This tool takes a few options you're considering, some constraints you might have, and spits out a comparison that actually helps you understand the trade-offs. Instead of just saying "pick this one", it shows you when each option makes sense and when it doesn't.
You can compare:
- APIs (like Stripe vs PayPal)
- Cloud services (AWS Lambda vs Google Cloud Functions)
- Tech stacks (React vs Vue)
- Different approaches (microservices vs monolith)
You give it the options, maybe some constraints like "budget under $100/month" or "must support TypeScript", and it gives you back:
- Trade-offs with scores for different aspects
- Recommendations with confidence levels
- Insights from Kiro AI that actually consider your situation
You'll need Python 3.10 or higher. Then:
pip install -r requirements.txtI'd recommend using a virtual environment:
python3 -m venv venv
source venv/bin/activate # Windows: venv\Scripts\activate
pip install -r requirements.txtJust run:
streamlit run app.pyIt'll start on http://localhost:8501 by default. Open that in your browser and you should see the interface.
To use it:
- Pick a comparison type from the sidebar
- Enter at least 2 options
- Add constraints if you have any (one per line)
- Add context about your use case (optional)
- Click "Compare Options"
The results show trade-offs, scores, recommendations, and Kiro AI insights.

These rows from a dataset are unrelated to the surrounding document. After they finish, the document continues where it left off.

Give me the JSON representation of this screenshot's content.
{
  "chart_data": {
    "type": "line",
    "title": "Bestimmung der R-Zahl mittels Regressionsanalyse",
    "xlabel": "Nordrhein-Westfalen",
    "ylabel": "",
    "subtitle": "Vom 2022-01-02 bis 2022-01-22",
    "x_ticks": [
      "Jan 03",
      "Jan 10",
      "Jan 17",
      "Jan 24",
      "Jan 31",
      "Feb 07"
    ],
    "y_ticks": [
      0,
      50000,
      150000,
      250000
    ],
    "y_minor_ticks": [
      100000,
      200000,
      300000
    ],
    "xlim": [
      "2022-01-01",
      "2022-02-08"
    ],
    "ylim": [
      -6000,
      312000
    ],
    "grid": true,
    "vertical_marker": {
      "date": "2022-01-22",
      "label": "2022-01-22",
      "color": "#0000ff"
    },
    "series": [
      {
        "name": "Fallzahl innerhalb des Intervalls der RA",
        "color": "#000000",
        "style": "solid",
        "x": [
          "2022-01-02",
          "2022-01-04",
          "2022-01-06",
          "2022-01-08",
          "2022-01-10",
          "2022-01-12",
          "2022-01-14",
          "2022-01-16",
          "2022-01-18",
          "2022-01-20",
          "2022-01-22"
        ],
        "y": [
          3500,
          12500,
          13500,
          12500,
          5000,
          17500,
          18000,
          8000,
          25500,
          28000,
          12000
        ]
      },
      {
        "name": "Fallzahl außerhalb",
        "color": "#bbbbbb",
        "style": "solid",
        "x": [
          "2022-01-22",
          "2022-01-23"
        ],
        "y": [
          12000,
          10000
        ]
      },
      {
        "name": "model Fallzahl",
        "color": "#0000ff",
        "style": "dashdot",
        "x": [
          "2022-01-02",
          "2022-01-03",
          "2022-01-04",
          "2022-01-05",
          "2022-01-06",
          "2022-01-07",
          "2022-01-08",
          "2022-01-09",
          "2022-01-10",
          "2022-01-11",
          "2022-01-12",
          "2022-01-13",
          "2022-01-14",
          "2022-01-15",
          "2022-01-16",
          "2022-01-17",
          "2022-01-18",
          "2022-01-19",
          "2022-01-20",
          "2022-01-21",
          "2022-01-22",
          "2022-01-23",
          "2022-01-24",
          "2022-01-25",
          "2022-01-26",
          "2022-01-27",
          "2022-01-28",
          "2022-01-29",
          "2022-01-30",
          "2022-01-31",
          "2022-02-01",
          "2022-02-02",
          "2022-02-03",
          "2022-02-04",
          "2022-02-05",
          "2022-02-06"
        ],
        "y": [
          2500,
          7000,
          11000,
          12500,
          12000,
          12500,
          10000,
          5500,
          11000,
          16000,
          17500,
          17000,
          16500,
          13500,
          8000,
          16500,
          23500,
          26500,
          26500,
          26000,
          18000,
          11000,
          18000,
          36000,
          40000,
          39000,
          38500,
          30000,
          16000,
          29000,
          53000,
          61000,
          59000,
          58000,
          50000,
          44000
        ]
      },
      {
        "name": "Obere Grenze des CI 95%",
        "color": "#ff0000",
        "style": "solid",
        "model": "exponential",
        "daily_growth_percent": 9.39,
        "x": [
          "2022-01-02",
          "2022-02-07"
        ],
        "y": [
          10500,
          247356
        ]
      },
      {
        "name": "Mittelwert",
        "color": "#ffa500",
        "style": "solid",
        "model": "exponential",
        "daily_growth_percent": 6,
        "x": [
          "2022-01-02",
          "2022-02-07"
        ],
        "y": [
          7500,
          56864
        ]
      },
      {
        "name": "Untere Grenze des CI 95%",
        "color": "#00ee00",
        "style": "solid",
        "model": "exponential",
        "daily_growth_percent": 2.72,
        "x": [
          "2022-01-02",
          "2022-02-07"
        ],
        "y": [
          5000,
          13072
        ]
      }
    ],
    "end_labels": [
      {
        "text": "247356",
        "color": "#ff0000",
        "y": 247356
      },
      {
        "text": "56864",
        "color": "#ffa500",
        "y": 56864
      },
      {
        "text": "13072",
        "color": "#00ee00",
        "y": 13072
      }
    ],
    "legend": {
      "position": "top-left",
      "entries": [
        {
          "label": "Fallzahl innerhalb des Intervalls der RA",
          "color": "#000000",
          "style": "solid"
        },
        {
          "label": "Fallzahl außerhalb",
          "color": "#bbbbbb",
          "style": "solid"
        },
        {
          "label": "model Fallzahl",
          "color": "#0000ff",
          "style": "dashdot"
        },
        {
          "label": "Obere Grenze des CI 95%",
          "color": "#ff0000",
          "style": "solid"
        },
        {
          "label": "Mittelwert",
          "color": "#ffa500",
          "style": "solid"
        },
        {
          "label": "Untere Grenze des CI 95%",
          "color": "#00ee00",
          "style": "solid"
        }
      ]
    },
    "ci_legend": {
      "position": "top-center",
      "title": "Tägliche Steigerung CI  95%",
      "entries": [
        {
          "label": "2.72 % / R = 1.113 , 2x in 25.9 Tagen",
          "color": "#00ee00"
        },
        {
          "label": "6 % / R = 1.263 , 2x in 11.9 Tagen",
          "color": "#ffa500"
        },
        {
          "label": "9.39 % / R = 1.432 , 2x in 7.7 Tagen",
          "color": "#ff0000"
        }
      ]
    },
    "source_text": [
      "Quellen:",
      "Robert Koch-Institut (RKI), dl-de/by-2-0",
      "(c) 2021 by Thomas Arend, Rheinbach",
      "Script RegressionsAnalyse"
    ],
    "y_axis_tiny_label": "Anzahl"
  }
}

There's also a FastAPI backend if you want to use this programmatically:
uvicorn api.main:app --reloadThen check out http://localhost:8000/docs for the interactive API docs. The main endpoint is /api/compare - just POST a JSON with type, options, constraints, and context.
- Streamlit for the UI (super easy to build web apps in Python)
- FastAPI for the API (fast and has great docs)
- Kiro AI for generating the insights (this is the cool part)
- Python 3.10+
The comparison engine looks at different things depending on what you're comparing. For APIs it checks performance, cost, docs, community, reliability. For tech stacks it looks at dev experience, ecosystem, learning curve, maintainability. You get the idea.
.
├── app.py # Streamlit UI
├── api/
│ └── main.py # FastAPI backend
├── lib/
│ ├── comparison_engine.py # Does the actual comparison logic
│ └── kiro_client.py # Talks to Kiro AI
├── .kiro/ # Kiro config (needs to stay in repo)
└── requirements.txt # Dependencies
The Kiro AI integration is what makes it useful instead of just comparing features, it actually considers your context and gives you insights that make sense for your situation. Way better than just "this one has more GitHub stars."
- Keep the
.kirodirectory in the repo (required for submission) - Python 3.10+ required
- If port 8501 is taken, use
--server.portto change it - The OpenAI integration is optional - if you don't have an API key, it falls back to template-based insights
That's pretty much it. The code is straightforward Python, so if something breaks you can probably figure it out by looking at it.